Cowok Hamil

Spesial Chap {Membujuk dia- 1}



Spesial Chap {Membujuk dia- 1}

0Menarik napas dalam-dalam sebelum akhirnya, Rio menghembuskan secara kasar. Tarik napas lagi, lalu Rio hembuskan lagi secara kasar. Remaja Rio terus melakukan hal itu selama berkali-kali guna mengusir rasa gelisah dan tidak nyaman.     

Namun sayang, hasilnya sia-sia. Perasaan tidak enak itu, masih bersarang, menggerogoti hatinya.     

Ternyata perasaan gelisah tidak bisa hilang hanya dengan cara menghela napas saja.
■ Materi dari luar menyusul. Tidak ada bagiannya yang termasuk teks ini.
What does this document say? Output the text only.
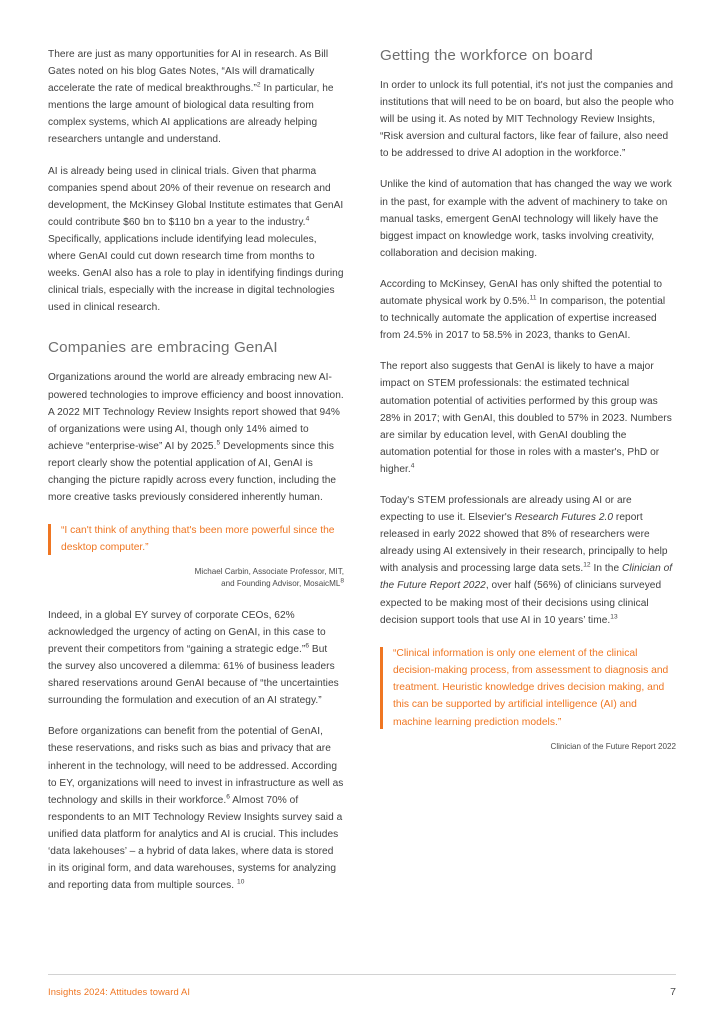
There are just as many opportunities for AI in research. As Bill Gates noted on his blog Gates Notes, “AIs will dramatically accelerate the rate of medical breakthroughs.”$^2$ In particular, he mentions the large amount of biological data resulting from complex systems, which AI applications are already helping researchers untangle and understand.

AI is already being used in clinical trials. Given that pharma companies spend about 20% of their revenue on research and development, the McKinsey Global Institute estimates that GenAI could contribute $60 bn to $110 bn a year to the industry.$^4$ Specifically, applications include identifying lead molecules, where GenAI could cut down research time from months to weeks. GenAI also has a role to play in identifying findings during clinical trials, especially with the increase in digital technologies used in clinical research.

Companies are embracing GenAI

Organizations around the world are already embracing new AI-powered technologies to improve efficiency and boost innovation. A 2022 MIT Technology Review Insights report showed that 94% of organizations were using AI, though only 14% aimed to achieve “enterprise-wise” AI by 2025.$^5$ Developments since this report clearly show the potential application of AI, GenAI is changing the picture rapidly across every function, including the more creative tasks previously considered inherently human.

“I can't think of anything that's been more powerful since the desktop computer.”

Michael Carbin, Associate Professor, MIT,
and Founding Advisor, MosaicML$^8$

Indeed, in a global EY survey of corporate CEOs, 62% acknowledged the urgency of acting on GenAI, in this case to prevent their competitors from “gaining a strategic edge.”$^6$ But the survey also uncovered a dilemma: 61% of business leaders shared reservations around GenAI because of “the uncertainties surrounding the formulation and execution of an AI strategy.”

Before organizations can benefit from the potential of GenAI, these reservations, and risks such as bias and privacy that are inherent in the technology, will need to be addressed. According to EY, organizations will need to invest in infrastructure as well as technology and skills in their workforce.$^6$ Almost 70% of respondents to an MIT Technology Review Insights survey said a unified data platform for analytics and AI is crucial. This includes ‘data lakehouses’ – a hybrid of data lakes, where data is stored in its original form, and data warehouses, systems for analyzing and reporting data from multiple sources. $^{10}$

Getting the workforce on board

In order to unlock its full potential, it's not just the companies and institutions that will need to be on board, but also the people who will be using it. As noted by MIT Technology Review Insights, “Risk aversion and cultural factors, like fear of failure, also need to be addressed to drive AI adoption in the workforce.”

Unlike the kind of automation that has changed the way we work in the past, for example with the advent of machinery to take on manual tasks, emergent GenAI technology will likely have the biggest impact on knowledge work, tasks involving creativity, collaboration and decision making.

According to McKinsey, GenAI has only shifted the potential to automate physical work by 0.5%.$^{11}$ In comparison, the potential to technically automate the application of expertise increased from 24.5% in 2017 to 58.5% in 2023, thanks to GenAI.

The report also suggests that GenAI is likely to have a major impact on STEM professionals: the estimated technical automation potential of activities performed by this group was 28% in 2017; with GenAI, this doubled to 57% in 2023. Numbers are similar by education level, with GenAI doubling the automation potential for those in roles with a master's, PhD or higher.$^4$

Today's STEM professionals are already using AI or are expecting to use it. Elsevier's Research Futures 2.0 report released in early 2022 showed that 8% of researchers were already using AI extensively in their research, principally to help with analysis and processing large data sets.$^{12}$ In the Clinician of the Future Report 2022, over half (56%) of clinicians surveyed expected to be making most of their decisions using clinical decision support tools that use AI in 10 years’ time.$^{13}$

“Clinical information is only one element of the clinical decision-making process, from assessment to diagnosis and treatment. Heuristic knowledge drives decision making, and this can be supported by artificial intelligence (AI) and machine learning prediction models.”

Clinician of the Future Report 2022

Insights 2024: Attitudes toward AI	7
Satu-satunya cara untuk menghilangkannya, cuma dengan menemukan jawaban atas apa yang membuat kegelisahan itu tercipta. Mencari solusi supaya hatinya bisa kembali nyaman.     

Kalau tidak salah ingat, sudah tiga hari resah dan gelisah itu menggerogoti hati dan perasaan Rio. Tepatnya pada saat Jamal memulai aksi diam seribu bahasa. Tidak hanya itu, Jamal juga mengabaikan dirinya selama beberapa hari.     

Rio menghela, lantas terdiam. Sepertinya remaja sudah menemukan penyebab mengapa dirinya merasakan kegelisahan terus menerus.     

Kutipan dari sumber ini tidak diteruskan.